Ni droite ni gauche est une thèse de Zeev Sternhell de 1983 dans laquelle le professeur israélien défend l'idée de l'existence d'un fascisme français très puissant pendant le demi-siècle ayant précédé le régime de Vichy, reposant sur l'œuvre abondante de plusieurs intellectuels français. Professeur de sciences politiques à l'Université hébraïque de Jérusalem, Zeev Sternhell est également l'auteur de Maurice Barrès et le nationalisme français, 1972, La droite révolutionnaire 1885-1914, 1978, Naissance de l'idéologie fasciste, 1989. Sa thèse sur l'emprunte du fascisme en France et la nature fasciste du régime de Vichy va à l'encontre de l'opinion commune selon laquelle le mouvement fasciste a toujours été marginal en France et qui ne voit en Vichy qu'un accident de l'histoire, une expérience autoritaire et traditionaliste conséquence de la défaite.
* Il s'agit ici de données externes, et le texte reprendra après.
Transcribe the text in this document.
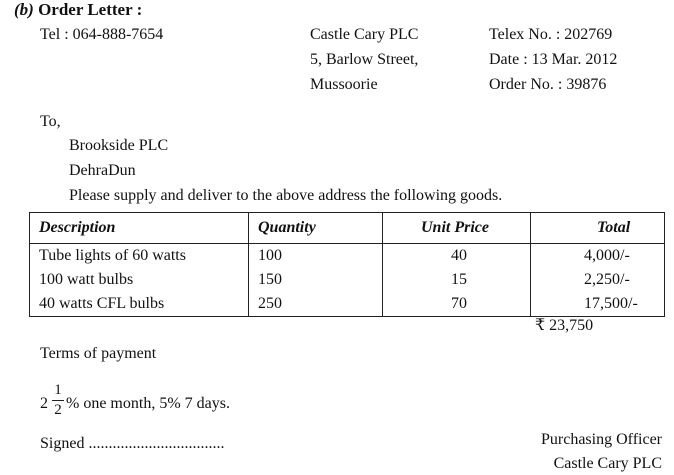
(b) Order Letter :
Tel : 064-888-7654	Castle Cary PLC
5, Barlow Street,
Mussoorie
Telex No. : 202769
Date : 13 Mar. 2012
Order No. : 39876
To,
Brookside PLC
DehraDun
Please supply and deliver to the above address the following goods.
Description	Quantity	Unit Price	Total
Tube lights of 60 watts	100	40	4,000/-
100 watt bulbs	150	15	2,250/-
40 watts CFL bulbs	250	70	17,500/-
₹ 23,750
Terms of payment
2
1
2 % one month, 5% 7 days.
Signed ..................................	Purchasing Officer
Castle Cary PLC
La polémique avec les autres historiens et intellectuels contemporains s'est poursuivie après la publication de Ni droite ni gauche, opposant d'une part Zeev Sternhell et Bernard-Henri Lévy , et d'autre part René Rémond et Pierre Milza (parmi beaucoup d'autres). En effet, la thèse du professeur Sternhell reste mal acceptée par la majorité des historiens français. Cela explique que la troisième édition de l'ouvrage en 2000 ait été largement revue et complétée par une préface et un épilogue dans lesquels l'auteur, en s'efforçant de répondre aux principales critiques qui lui sont adressées, expose clairement ses motivations : lutter contre toute forme de révisionnisme en France et dans les autres pays européens, et en particulier mettre fin au mythe de la France « immunisée » contre le fascisme par sa profonde tradition démocratique.
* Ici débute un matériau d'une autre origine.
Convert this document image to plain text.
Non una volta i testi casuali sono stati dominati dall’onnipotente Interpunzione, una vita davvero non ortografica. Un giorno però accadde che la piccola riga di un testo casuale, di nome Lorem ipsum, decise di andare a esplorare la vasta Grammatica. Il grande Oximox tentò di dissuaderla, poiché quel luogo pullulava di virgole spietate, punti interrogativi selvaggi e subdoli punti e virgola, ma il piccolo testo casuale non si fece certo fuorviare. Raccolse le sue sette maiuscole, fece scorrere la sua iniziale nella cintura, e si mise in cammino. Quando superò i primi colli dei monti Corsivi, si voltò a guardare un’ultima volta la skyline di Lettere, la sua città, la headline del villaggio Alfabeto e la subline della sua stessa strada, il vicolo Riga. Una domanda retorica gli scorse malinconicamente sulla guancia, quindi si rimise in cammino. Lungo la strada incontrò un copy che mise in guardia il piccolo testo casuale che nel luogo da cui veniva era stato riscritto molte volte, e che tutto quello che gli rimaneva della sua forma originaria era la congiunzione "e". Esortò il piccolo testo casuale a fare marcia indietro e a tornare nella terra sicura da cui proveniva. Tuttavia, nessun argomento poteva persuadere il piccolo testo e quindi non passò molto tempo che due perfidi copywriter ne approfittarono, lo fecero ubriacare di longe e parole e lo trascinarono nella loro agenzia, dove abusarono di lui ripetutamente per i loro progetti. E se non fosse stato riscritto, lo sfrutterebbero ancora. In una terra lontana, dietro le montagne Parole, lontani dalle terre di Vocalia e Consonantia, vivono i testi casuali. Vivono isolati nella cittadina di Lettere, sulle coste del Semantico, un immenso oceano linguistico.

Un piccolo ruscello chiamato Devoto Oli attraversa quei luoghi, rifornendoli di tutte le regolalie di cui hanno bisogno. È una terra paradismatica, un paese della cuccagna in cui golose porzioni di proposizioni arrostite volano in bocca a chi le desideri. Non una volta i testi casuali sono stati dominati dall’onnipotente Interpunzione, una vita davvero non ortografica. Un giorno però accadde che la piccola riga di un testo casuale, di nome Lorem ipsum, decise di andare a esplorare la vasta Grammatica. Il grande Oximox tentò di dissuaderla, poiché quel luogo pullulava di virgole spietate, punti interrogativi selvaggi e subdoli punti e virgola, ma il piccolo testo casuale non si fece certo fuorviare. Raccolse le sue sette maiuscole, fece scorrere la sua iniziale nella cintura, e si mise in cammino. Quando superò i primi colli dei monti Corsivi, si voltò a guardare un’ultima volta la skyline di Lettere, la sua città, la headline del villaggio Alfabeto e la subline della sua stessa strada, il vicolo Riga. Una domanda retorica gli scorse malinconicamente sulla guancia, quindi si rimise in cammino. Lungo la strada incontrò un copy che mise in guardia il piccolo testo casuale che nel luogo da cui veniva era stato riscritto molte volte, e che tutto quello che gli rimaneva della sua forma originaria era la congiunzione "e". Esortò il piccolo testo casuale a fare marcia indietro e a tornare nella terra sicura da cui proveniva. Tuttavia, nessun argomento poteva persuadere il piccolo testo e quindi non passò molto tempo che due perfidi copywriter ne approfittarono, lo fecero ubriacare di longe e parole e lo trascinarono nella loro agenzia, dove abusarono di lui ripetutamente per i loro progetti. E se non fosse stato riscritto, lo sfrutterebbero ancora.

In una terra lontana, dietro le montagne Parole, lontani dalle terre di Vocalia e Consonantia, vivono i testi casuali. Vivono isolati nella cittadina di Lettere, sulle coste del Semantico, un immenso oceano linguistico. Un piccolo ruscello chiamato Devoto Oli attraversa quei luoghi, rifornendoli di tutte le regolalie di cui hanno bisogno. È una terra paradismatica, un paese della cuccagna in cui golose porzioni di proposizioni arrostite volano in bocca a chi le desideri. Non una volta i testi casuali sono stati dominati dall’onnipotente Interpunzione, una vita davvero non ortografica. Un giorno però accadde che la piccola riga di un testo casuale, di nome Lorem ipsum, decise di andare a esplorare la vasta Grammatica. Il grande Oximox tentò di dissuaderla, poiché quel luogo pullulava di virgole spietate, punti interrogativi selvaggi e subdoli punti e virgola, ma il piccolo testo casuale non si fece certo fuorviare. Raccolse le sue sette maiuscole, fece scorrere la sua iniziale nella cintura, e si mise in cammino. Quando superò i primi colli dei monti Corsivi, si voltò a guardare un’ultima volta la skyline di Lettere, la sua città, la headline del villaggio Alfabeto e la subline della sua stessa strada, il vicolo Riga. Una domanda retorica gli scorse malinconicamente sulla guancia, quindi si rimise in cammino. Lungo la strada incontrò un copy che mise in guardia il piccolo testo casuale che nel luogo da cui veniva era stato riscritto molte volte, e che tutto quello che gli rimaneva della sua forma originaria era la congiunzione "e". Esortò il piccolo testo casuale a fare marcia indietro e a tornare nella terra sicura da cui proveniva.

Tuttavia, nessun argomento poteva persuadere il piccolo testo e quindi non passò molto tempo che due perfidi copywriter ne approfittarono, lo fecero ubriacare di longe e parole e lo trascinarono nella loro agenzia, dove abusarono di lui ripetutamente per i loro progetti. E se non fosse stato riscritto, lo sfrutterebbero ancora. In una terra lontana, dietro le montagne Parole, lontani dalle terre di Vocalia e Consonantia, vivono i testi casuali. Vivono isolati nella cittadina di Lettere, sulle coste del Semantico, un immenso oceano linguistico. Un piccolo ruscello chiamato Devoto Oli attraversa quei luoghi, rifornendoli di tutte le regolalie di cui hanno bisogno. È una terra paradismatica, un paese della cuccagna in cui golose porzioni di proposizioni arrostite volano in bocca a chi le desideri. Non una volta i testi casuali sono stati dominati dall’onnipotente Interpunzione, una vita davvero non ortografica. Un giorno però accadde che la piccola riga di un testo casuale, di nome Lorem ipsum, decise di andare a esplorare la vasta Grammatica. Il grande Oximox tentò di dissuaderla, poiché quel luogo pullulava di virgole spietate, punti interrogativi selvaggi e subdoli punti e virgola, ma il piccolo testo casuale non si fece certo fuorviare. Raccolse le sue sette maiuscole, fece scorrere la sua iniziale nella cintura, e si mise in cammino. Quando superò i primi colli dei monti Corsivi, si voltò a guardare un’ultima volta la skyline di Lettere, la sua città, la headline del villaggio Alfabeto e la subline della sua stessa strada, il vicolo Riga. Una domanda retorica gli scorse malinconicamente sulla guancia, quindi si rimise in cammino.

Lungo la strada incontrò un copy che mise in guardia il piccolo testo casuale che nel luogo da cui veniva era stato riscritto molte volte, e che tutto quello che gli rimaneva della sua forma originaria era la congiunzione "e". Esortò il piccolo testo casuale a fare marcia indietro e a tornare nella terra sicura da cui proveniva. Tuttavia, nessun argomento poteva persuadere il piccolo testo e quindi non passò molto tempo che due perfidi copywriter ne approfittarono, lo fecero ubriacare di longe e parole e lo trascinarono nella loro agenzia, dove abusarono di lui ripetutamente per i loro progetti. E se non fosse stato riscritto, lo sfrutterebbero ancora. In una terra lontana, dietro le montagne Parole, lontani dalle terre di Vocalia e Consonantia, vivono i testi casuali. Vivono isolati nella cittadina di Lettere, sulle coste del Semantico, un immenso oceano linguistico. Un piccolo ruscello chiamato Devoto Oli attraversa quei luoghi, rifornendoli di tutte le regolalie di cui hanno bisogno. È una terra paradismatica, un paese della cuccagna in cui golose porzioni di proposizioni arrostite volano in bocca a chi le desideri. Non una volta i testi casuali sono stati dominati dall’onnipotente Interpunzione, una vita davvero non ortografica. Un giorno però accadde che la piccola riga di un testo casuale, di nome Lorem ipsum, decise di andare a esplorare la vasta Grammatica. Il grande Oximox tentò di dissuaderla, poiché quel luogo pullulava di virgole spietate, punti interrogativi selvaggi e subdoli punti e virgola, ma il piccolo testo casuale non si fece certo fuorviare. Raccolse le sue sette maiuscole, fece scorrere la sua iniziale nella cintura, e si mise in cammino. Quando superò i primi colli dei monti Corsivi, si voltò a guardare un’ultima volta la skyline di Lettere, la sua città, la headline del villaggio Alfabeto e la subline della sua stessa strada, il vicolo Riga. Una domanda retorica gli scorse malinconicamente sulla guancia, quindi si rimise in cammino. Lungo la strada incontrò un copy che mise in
Pour démontrer l'ancrage de la tradition fasciste en France au début du XXème siècle, le professeur Sternhell s'appuie sur les œuvres, discours et actions de plusieurs intellectuels , parmi lesquels Barrès, père et fils, Maurras, Sorel, Valois, Le Man, Déat, Maulnier, Mounier. Pour ce faire, il organise son ouvrage en huit chapitres consacrés chacun à un aspect fondamental de l'idéologie fasciste selon un ordre à la fois thématique et chronologique, s'intéressant en détail à chaque fois au parcours d'un intellectuel incontournable pour l'étude de la naissance et de l'implantation de cette doctrine en France. La préface et l'épilogue permettent de tirer les conclusions principales de l'étude : à savoir, la réelle influence de l'idéologie fasciste en France, fruit d'une littérature d'une qualité et d'une quantité sans commune mesure en Europe, ayant permis à l'heure de la défaite face à l'Allemagne nazie la mise en place d'un régime totalitaire à caractère authentiquement fasciste.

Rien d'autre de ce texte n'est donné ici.